Health Ministry Blames Toxic Chemicals for Camel Deaths

Author: 
P.K. Abdul Ghafour, Arab News
Publication Date: 
Thu, 2007-08-30 03:00

JEDDAH, 30 August 2007 — A senior Health Ministry official yesterday blamed poisonous chemicals for the death of more than 2,000 camels in different parts of the country. The official also warned the public against eating the meat of sick camels before determining the reason for the disease in these camels.

“According to available information the camels died of poisonous chemicals. As the chemicals cannot be removed by cooking, it is dangerous to eat the meat of affected camels,” Falah Al-Mazroue, director of preventive medicine at the ministry, told Al-Watan Arabic daily.

The Ministry of Agriculture has sent frozen samples of dead camels to France to try to discover the reason for their death.

According to Al-Watan, 60 more camels as well as 400 sheep and seven cows died on Tuesday. There is no official confirmation for the new death toll.

On Aug. 25, some two weeks after the animals began to die, Agriculture Minister Fahd Balghunaim said nearly 2,000 camels had died. “It is not because of anyg infectious disease. These were cases of poisoning,” the minister told reporters in Riyadh.

Balghunaim said the animals were fed bran that had been bought from traders whose bran stocks were contaminated. He put the final number of dead camels in recent weeks at 1,982. Laboratory tests were being carried out to reveal exactly what was wrong with the animal feed, he said at the time.

According to figures reported in the Saudi press, at least 5,000 camels have now died and thousands more are sick.

Officials of the Commission for Supervision and Investigation will tour the areas where camel deaths were reported to make a field assessment of the problem and review the measures taken by the Agriculture Ministry to address the situation.

“We will take the assistance of experts in testing samples of fodder that was present in the market during the time of camel deaths,” the commission said in a statement carried by the Saudi Press Agency.

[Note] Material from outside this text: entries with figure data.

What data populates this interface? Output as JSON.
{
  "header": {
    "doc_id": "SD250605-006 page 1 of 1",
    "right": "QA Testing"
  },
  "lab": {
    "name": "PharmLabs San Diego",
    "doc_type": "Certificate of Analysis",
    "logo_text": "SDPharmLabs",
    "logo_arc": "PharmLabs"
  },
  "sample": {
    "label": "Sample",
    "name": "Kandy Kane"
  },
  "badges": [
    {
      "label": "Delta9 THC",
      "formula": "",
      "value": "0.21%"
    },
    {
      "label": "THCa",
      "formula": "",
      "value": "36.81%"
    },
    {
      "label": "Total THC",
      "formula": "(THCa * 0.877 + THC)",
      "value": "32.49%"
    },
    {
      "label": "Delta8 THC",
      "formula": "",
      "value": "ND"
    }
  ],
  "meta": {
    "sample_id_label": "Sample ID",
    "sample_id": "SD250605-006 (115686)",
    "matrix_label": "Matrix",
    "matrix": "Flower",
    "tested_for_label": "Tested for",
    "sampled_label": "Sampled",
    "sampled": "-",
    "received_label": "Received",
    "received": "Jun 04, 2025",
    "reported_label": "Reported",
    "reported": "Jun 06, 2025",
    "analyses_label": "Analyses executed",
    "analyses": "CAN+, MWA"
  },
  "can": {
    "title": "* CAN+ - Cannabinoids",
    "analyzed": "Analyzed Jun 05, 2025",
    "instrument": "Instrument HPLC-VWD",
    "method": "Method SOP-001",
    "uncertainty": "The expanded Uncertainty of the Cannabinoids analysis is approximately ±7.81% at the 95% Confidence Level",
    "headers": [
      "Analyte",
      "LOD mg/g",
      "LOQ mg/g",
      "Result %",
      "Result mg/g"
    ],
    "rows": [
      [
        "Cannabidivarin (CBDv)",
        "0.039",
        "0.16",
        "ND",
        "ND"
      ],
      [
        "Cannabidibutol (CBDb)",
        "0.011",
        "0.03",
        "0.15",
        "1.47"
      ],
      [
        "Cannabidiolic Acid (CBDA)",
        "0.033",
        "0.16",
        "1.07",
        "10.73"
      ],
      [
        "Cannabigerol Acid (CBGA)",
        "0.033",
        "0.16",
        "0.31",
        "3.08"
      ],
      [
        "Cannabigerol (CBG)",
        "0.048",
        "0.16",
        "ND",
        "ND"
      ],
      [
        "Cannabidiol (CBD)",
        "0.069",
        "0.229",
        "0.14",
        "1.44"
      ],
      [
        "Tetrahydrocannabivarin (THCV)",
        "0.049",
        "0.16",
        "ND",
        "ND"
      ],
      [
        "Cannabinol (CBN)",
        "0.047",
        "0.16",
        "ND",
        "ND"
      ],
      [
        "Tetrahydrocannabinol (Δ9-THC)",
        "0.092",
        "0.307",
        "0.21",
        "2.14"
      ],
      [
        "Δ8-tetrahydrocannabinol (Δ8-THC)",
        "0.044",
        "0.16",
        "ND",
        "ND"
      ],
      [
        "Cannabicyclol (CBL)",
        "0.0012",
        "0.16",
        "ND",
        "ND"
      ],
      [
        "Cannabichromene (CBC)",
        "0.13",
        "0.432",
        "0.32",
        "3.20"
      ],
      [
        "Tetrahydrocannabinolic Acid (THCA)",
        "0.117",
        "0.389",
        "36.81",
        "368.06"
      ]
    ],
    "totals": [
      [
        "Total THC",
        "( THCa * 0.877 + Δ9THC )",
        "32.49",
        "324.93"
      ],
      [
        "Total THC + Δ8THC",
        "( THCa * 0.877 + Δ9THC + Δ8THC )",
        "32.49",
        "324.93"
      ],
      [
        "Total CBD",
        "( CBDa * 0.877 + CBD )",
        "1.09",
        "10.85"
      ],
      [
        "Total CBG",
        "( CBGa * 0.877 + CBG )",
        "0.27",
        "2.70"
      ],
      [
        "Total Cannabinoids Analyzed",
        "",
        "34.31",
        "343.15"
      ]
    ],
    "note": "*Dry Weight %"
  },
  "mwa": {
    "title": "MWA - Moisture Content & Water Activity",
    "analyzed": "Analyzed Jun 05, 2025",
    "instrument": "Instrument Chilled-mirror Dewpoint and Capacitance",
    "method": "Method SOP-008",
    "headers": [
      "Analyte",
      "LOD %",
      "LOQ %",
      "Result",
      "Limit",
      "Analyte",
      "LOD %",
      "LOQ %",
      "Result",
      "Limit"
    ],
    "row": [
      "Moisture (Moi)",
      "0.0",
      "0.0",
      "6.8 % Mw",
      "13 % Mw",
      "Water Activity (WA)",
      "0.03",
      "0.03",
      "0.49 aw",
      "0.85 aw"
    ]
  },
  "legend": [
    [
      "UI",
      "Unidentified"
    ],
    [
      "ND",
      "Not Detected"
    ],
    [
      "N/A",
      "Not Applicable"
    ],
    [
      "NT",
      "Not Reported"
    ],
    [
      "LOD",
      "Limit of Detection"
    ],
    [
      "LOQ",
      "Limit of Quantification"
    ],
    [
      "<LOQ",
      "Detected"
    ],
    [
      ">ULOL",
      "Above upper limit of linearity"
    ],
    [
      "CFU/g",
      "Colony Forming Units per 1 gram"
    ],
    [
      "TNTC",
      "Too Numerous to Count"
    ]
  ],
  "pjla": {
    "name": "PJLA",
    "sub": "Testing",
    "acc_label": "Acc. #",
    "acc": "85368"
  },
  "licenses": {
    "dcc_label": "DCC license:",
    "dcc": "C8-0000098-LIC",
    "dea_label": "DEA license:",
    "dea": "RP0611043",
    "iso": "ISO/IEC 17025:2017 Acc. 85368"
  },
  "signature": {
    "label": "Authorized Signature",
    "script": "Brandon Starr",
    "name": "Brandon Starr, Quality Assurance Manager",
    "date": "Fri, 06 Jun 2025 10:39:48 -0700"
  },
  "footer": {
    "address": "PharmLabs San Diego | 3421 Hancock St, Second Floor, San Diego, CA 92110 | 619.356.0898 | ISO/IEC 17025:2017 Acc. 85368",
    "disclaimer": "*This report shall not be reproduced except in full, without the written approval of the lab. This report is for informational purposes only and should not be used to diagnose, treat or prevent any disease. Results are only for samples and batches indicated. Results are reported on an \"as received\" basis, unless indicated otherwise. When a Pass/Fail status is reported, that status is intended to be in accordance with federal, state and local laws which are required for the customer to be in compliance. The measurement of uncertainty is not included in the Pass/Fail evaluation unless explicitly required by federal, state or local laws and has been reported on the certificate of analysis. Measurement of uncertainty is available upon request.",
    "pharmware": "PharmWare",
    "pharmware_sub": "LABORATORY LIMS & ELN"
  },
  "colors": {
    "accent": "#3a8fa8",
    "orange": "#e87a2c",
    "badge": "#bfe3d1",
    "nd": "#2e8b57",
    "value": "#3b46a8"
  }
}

The commission will also check the measures taken by municipalities to dispose of dead camels.

Just before the camels began to die, newspapers had reported an outbreak of foot and mouth disease (FMD) in the Kingdom. Al-Yaum newspaper, citing an Agriculture Ministry official, said colleagues had intercepted “a cargo of 351 sheep, including 336 which were suspected of being affected by aphthous fever, imported from Iran by a breeder.

“The breeder was asked to put the beasts in quarantine to await analysis from a laboratory in Riyadh ... But the stockbreeder sold the 336 animals without awaiting the results,” the paper said. Another newspaper, Al-Madinah, said the sheep had been brought in via Bahrain, which is linked with Saudi Arabia by the King Fahd Causeway.

The increasing deaths of camels have sent shockwaves among limited income farmers who depend on these animals for their daily bread. In order to compensate their losses, Prince Abdul Rahman, deputy minister of defense and aviation, donated 300 of his camels. Riyadh Gov. Prince Salman, meanwhile, instructed officials to postpone a camel contest in Wadi Al-Dawasser following the death of several camels in the region in recent weeks.